Most people seeking asylum do not understand what sort of detail the Home Office will expect, how interviews work, what documents they need to present or what counts as corroboration. They rely on legal representatives where they can find them. Considering the lack of affordable and competent advice, opportunistic actors find it easy to step in.
Why unregulated advice finds a market
These issues are worsened by the way asylum decision-making works. Research with asylum seekers about their experiences has found that immigration officials approach asylum interviews with suspicion. Decision-makers may have an idea of what makes someone’s story plausible and recognisable, which is not always reflective of people’s complex lives. For example, people seeking asylum because they are apostates – people who have left religion in a theocracy – have reported being asked to name humanist philosophers – something many would not be able to do regardless of their beliefs.

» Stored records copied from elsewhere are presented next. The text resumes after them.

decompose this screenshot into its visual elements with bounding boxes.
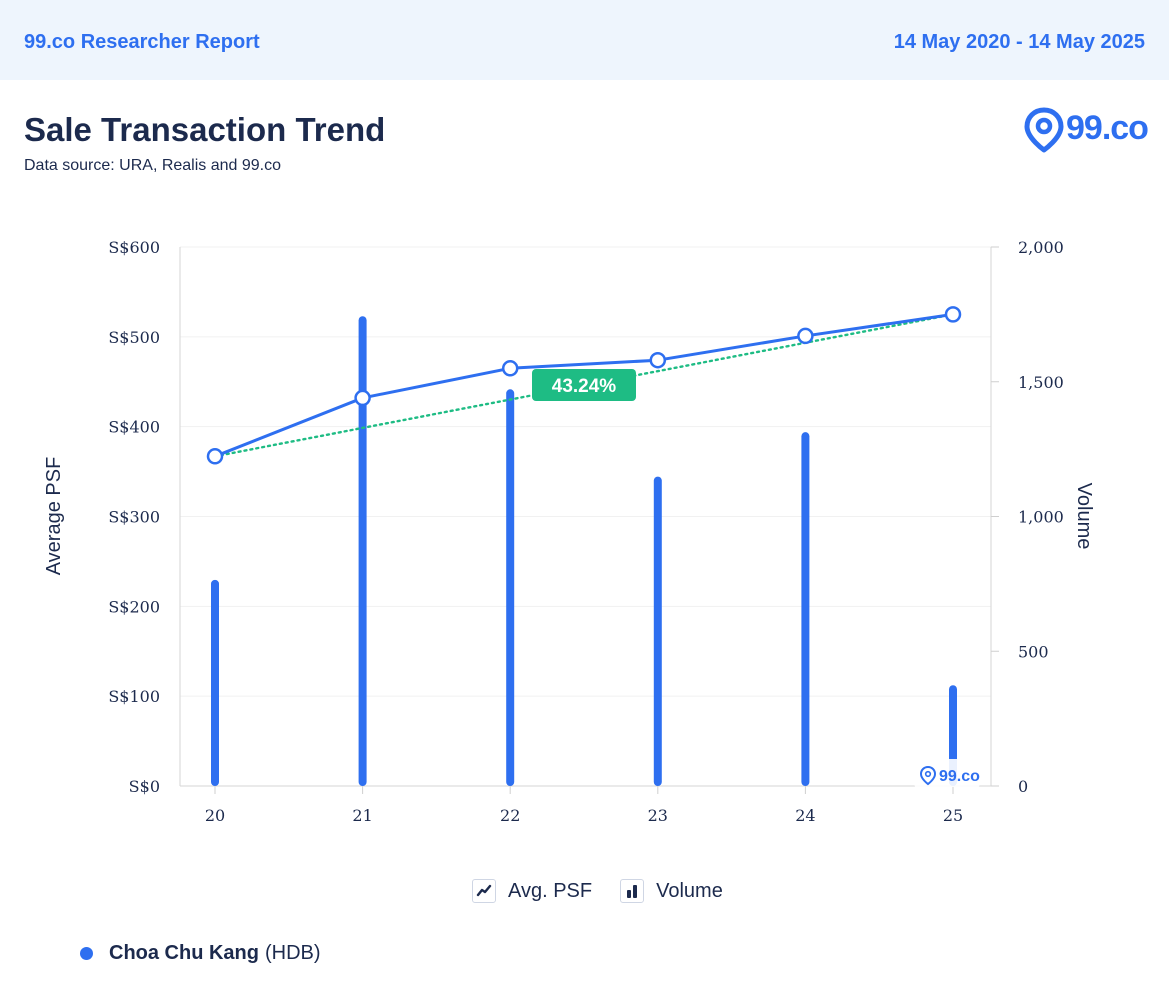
psf-point — [797, 327, 814, 345]
psf-line — [206, 306, 962, 465]
chart-axes — [179, 246, 999, 794]
y-tick-label: S$400 — [108, 418, 160, 437]
y-tick-label: S$100 — [108, 687, 160, 706]
watermark-pin-icon — [919, 765, 937, 786]
y2-tick-label: 1,000 — [1018, 508, 1064, 527]
y-axis-title: Average PSF — [43, 457, 65, 576]
bar-chart-icon — [620, 879, 645, 903]
x-tick-label: 22 — [500, 806, 520, 825]
chart-legend: Avg. PSF Volume — [472, 876, 741, 906]
page-title: Sale Transaction Trend — [24, 111, 386, 148]
y2-tick-label: 500 — [1018, 642, 1049, 661]
y2-axis-title: Volume — [1073, 483, 1095, 550]
data-source: Data source: URA, Realis and 99.co — [24, 157, 282, 174]
legend-label-psf: Avg. PSF — [508, 879, 593, 902]
x-tick-label: 23 — [648, 806, 668, 825]
volume-bar — [211, 579, 219, 786]
report-brand: 99.co Researcher Report — [24, 31, 260, 53]
x-tick-label: 25 — [943, 806, 963, 825]
watermark-text: 99.co — [939, 768, 980, 785]
map-pin-icon — [1024, 107, 1064, 153]
volume-bar — [358, 316, 367, 786]
psf-point — [206, 448, 224, 465]
psf-line-path — [214, 312, 954, 458]
location-type: (HDB) — [265, 942, 321, 964]
x-tick-label: 24 — [795, 806, 815, 825]
trend-badge-label: 43.24% — [552, 376, 617, 397]
trend-dotted-line — [213, 313, 955, 458]
trend-badge — [532, 369, 636, 401]
legend-item-psf[interactable]: Avg. PSF — [472, 879, 592, 903]
y-tick-label: S$300 — [108, 508, 160, 527]
legend-item-volume[interactable]: Volume — [620, 879, 723, 903]
tick-labels: S$0 S$100 S$200 S$300 S$400 S$500 S$600 0 500 1,0… — [43, 238, 1095, 825]
location-dot — [80, 947, 93, 960]
logo-text: 99.co — [1066, 109, 1149, 147]
y2-tick-label: 0 — [1018, 777, 1028, 796]
psf-point — [501, 360, 519, 377]
trend-line — [213, 313, 955, 458]
line-chart-icon — [472, 879, 496, 903]
y-tick-label: S$0 — [129, 777, 160, 796]
y2-tick-label: 2,000 — [1018, 238, 1064, 257]
grid-lines — [180, 246, 991, 697]
volume-bar — [653, 476, 662, 786]
trend-annotation: 43.24% — [532, 369, 636, 401]
legend-label-volume: Volume — [656, 879, 723, 902]
psf-point — [354, 389, 371, 407]
volume-bar — [801, 432, 810, 786]
watermark-pin-dot — [924, 770, 932, 778]
brand-logo: 99.co — [1024, 107, 1149, 155]
y-tick-label: S$600 — [108, 238, 160, 257]
location-name: Choa Chu Kang — [109, 942, 259, 964]
watermark-bg — [914, 759, 980, 787]
x-tick-label: 20 — [205, 806, 225, 825]
y2-tick-label: 1,500 — [1018, 373, 1064, 392]
y-tick-label: S$500 — [108, 328, 160, 347]
volume-bars — [211, 316, 957, 786]
location-label: Choa Chu Kang (HDB) — [80, 942, 321, 965]
volume-bar — [506, 389, 515, 786]
chart-watermark: 99.co — [914, 759, 980, 787]
report-header: 99.co Researcher Report 14 May 2020 - 14… — [0, 0, 1169, 80]
date-range: 14 May 2020 - 14 May 2025 — [893, 31, 1145, 53]
y-tick-label: S$200 — [108, 597, 160, 616]
psf-point — [944, 306, 962, 323]
psf-point — [649, 351, 667, 369]
x-tick-label: 21 — [352, 806, 372, 825]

Home Office caseworkers make life-changing decisions in a system that has long been criticised for inconsistency and disbelief.
Concerns have been raised about the quality of asylum decisions made amid efforts to speed up the process and reduce the backlog of applications. Reports that caseworkers have been offered bonuses for faster decisions also cast doubt on the quality of decision-making. It is not hard to see why people may be drawn towards anyone claiming they know how to make a case “work”.

Andy Rain/EPA-EFE
Long waits also make people more vulnerable to exploitation. Most of our research participants have spent years in limbo, waiting for application decisions. Many would be tempted by promises of a supposedly safer and faster route through the system.
The real concern is not just that some people may be coached on their story, but the fact that the system makes this coaching lucrative. This market of “insider knowledge” can only thrive in a context where regulated legal aid has collapsed, where the success of the asylum claim depends on knowing how to present oneself in a particular manner, and where delays, precarity and uncertainty are part of claimants’ everyday lives.
We welcome any well-investigated scrutiny of rogue advisers. But the legal aid crisis, the uneven geography of advice provision, the culture of disbelief among asylum officials and the assessment process itself are also worthy of examination.
An investigation that does not consider that wider context will only shift public attention to supposedly suspect claimants, instead of to the system that has left them vulnerable to exploitation in the first place.